Responding, the Association of Costs Lawyers (ACL) said the proposed pre-action track should go ahead as this would achieve the objective of reducing costs, but the plans for fixed recoverable should be dropped.

ACL Council member Kris Kilsby said: ‘Fixed recoverable costs are a very blunt instrument that may work in areas where the course of claims is relatively predictable―such as road traffic accidents―but not in a much more complex area like clinical negligence.’

If the government did decide to go ahead, however, the ACL questioned the level of costs and noted the consultation failed to provide ‘any form of reasoning’. It urged a ‘full and proper costs analysis’ before the final fixed recoverable costs were decided.

Qamar Anwar, managing director of independent legal marketing collective First4Lawyers, urged the government to ditch the whole plan, warning ‘low value does not mean simple’.
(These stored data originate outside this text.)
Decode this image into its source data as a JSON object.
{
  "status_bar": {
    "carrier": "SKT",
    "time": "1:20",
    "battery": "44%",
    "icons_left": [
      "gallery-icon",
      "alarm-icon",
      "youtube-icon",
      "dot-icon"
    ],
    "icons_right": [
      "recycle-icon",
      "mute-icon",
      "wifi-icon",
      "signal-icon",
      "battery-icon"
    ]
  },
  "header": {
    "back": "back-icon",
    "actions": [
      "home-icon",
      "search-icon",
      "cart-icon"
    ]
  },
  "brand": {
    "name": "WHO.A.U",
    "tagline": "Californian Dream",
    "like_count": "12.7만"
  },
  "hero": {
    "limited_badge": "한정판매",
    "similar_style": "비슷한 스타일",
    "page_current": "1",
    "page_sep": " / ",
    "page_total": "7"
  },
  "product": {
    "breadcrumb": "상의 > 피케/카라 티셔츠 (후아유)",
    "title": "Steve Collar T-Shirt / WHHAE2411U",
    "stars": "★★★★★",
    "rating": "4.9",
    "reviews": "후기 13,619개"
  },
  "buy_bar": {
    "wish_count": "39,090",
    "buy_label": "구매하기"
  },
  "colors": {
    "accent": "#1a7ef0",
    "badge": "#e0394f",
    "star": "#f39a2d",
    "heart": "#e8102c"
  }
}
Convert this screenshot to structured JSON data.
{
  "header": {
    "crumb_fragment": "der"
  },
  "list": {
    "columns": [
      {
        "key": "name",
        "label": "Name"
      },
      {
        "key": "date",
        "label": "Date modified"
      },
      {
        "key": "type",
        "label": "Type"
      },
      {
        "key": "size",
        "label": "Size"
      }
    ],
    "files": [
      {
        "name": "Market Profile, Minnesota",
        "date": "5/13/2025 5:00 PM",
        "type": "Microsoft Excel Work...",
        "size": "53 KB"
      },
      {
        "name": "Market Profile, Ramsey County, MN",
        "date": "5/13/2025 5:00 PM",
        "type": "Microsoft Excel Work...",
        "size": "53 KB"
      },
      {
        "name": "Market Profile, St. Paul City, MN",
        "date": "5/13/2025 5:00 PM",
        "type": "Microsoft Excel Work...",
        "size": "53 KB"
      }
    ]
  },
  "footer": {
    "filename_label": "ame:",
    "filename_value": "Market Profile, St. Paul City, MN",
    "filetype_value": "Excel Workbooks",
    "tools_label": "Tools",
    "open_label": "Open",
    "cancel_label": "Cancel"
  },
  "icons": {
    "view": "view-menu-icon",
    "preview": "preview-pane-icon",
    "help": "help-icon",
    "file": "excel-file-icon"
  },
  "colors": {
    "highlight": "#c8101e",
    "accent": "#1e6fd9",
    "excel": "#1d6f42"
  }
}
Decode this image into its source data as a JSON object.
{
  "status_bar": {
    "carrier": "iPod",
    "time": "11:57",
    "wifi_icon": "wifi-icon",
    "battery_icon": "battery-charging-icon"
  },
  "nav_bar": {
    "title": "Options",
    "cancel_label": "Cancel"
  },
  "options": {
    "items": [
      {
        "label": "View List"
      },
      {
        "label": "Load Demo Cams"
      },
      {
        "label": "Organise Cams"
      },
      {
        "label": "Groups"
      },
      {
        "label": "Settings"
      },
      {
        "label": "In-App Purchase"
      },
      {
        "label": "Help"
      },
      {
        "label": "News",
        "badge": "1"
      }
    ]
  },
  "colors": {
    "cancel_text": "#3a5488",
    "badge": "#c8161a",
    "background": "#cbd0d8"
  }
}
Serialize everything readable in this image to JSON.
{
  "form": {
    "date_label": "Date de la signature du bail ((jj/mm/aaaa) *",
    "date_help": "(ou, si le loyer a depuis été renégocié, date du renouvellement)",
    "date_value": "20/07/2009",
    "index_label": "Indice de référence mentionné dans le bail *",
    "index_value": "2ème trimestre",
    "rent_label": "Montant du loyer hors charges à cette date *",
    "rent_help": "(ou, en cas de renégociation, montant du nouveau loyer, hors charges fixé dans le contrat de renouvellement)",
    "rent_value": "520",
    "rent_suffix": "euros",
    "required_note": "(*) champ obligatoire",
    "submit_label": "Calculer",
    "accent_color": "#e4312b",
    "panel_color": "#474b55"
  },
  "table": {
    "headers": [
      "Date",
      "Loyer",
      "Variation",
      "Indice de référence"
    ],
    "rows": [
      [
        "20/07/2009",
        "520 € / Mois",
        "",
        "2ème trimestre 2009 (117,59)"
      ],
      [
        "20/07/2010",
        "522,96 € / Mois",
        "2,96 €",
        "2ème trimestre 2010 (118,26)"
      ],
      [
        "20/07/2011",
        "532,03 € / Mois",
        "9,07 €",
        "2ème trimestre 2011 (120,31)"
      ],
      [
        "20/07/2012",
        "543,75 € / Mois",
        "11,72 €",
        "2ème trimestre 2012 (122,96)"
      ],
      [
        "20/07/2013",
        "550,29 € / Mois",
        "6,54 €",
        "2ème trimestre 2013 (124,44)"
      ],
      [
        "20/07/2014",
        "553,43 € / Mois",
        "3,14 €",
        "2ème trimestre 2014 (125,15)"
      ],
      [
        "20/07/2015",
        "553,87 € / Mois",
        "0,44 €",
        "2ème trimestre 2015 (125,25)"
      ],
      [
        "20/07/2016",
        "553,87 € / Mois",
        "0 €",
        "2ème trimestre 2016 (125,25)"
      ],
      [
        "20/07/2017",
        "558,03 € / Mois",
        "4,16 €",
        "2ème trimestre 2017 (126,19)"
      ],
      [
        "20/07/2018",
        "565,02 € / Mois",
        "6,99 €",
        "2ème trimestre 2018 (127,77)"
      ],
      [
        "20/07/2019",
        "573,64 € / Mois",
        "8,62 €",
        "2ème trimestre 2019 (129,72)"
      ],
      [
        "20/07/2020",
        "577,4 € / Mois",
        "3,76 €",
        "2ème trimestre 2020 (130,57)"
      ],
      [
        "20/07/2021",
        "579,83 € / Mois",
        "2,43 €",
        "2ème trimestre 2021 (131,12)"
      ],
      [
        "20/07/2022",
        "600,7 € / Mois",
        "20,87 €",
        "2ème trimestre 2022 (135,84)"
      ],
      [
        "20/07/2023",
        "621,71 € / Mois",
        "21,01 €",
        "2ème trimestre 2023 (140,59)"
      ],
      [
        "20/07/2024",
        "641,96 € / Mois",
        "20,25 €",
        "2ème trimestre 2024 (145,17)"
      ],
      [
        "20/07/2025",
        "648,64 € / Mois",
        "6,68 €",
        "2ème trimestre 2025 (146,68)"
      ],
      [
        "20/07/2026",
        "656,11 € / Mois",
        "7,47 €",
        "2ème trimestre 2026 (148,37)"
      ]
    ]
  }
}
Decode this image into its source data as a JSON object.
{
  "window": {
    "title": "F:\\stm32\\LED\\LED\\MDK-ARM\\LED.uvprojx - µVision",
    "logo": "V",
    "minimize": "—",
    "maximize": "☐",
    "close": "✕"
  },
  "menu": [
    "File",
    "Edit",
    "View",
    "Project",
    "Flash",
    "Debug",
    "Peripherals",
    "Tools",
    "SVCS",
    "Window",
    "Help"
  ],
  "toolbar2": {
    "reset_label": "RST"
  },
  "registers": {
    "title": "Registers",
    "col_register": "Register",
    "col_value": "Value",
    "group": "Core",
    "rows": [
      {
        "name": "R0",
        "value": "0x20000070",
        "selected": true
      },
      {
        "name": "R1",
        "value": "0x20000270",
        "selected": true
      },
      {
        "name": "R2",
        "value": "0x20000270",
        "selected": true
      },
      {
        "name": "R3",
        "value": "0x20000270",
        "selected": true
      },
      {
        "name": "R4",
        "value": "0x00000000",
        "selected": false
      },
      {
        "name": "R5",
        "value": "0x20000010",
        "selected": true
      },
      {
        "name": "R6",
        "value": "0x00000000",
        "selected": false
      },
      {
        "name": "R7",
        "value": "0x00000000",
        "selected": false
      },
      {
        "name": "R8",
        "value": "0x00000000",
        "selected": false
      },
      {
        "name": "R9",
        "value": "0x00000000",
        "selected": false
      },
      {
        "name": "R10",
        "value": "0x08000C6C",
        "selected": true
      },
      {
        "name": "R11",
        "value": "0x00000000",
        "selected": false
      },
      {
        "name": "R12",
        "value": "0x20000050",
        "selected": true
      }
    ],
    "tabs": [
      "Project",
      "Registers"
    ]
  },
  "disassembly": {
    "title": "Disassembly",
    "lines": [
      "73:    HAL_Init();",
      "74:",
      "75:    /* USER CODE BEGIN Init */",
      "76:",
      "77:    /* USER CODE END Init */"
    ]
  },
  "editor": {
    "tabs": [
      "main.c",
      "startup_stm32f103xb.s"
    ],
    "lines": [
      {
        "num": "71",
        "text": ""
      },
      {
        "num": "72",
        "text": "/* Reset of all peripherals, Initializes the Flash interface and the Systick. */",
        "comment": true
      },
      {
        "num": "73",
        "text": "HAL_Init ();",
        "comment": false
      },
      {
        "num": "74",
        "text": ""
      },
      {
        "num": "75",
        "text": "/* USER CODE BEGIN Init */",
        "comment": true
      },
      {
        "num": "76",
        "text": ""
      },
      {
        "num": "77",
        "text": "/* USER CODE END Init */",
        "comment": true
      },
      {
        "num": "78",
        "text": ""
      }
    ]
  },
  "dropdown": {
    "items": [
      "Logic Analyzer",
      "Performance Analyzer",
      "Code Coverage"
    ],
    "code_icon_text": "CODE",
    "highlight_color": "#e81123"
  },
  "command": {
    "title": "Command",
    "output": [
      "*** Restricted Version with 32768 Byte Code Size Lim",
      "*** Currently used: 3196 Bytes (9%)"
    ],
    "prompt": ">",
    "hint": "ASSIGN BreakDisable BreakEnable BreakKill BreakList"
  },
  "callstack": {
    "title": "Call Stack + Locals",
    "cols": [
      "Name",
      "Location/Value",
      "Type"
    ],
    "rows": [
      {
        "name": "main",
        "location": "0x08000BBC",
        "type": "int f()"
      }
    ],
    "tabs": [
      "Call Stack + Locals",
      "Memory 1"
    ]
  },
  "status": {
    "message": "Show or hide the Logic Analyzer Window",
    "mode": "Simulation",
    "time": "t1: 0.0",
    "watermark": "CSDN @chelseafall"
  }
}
Moreover, the proposals could backfire, with litigants in person trying to being unmeritorious claims, costing the NHS more in legal spend. He said the government’s plans to introduce mandatory neutral evaluation, with specialist barristers evaluating claims at the outset, could lead to longer delays for consumers.

Suzanne Trask, Association of Personal Injury Lawyers (Apil) executive committee member, said: ‘Subjecting vulnerable injured patients, who lack the capacity to bring their own claims, to this pared down process is unfair and inconsistent.’